I found out that she was the same age as my daughter Debbie and I was the same age as her father. Her name was Amily Wu and she has been in a wheelchair for five years as a result of an undiagnosed nerve disorder.
She told me of her anguish when she was first paralyzed and how her father comforted her. And although he rarely hugged her, she felt the same kind of loving warmth when we embraced.
As we chatted after the interview, she told me about a moment right before her father died when she took his hand and held it on her face. It was almost exactly what happened shortly before my father’s death when he took my hand and kissed my thumb – the only place I have sensation.
After Amily and I hugged goodbye, she took my hand and told me that I looked tired and should rest. The voice of a loving daughter. I believe in love at first sight, but familial love?

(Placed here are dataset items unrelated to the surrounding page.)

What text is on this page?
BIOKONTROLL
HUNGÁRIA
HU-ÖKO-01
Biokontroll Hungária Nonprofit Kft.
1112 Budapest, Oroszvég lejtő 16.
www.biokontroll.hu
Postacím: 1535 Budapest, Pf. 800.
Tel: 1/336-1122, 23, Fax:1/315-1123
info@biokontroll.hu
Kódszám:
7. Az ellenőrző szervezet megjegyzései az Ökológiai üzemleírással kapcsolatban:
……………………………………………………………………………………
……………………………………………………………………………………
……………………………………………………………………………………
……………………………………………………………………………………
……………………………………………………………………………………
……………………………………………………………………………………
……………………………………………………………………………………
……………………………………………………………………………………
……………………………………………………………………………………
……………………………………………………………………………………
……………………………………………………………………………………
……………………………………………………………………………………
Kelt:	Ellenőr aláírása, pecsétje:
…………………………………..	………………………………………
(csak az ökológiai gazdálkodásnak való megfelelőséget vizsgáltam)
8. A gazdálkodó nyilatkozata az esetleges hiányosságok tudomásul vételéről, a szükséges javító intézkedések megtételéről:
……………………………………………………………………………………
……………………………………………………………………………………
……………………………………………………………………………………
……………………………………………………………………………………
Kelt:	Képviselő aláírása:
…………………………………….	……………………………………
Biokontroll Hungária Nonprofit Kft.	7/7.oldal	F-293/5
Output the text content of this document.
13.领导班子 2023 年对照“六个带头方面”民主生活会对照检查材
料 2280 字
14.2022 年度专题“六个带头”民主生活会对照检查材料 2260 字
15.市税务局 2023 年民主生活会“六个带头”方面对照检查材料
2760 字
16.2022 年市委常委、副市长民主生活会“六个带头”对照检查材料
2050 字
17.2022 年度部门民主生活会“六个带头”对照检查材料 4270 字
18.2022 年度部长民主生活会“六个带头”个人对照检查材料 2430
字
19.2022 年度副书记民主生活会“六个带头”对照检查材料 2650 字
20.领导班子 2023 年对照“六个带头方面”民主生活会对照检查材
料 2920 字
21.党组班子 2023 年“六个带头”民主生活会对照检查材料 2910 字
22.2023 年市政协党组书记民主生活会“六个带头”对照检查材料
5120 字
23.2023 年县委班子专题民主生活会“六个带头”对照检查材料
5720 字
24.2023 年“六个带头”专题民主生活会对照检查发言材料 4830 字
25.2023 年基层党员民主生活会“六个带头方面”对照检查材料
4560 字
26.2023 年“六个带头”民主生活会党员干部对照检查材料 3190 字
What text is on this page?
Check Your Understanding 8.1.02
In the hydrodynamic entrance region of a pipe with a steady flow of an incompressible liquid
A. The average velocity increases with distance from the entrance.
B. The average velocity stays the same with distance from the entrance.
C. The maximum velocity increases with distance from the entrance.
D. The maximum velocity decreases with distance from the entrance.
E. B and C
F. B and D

The week was filled with many memorable events, including a visit to a homeless shelter where hundreds of men and women sang “Amazing Grace” as they waited in line with their rice bowls.
At lunch the day before we left the hosts brought in a famous calligrapher to paint a banner for each of us. When I was presented mine, I was told it said: “Kindness.”
And although they characterized me that way, that was my experience of the people I met. They were kind.
Last summer, I had a talk with my grandson Sam about autism; I was curious about what he understood about the disorder. I asked if he felt different from the other kids, and he said he did. But when I asked him how, he thought for awhile and said, “Pop, I think I am more kind.”
So I return from a culture that celebrates kindness. And now with my calligraphy framed, I promise to spend more time with my grandson and devote more energy to practicing the boundless lessons of kindness.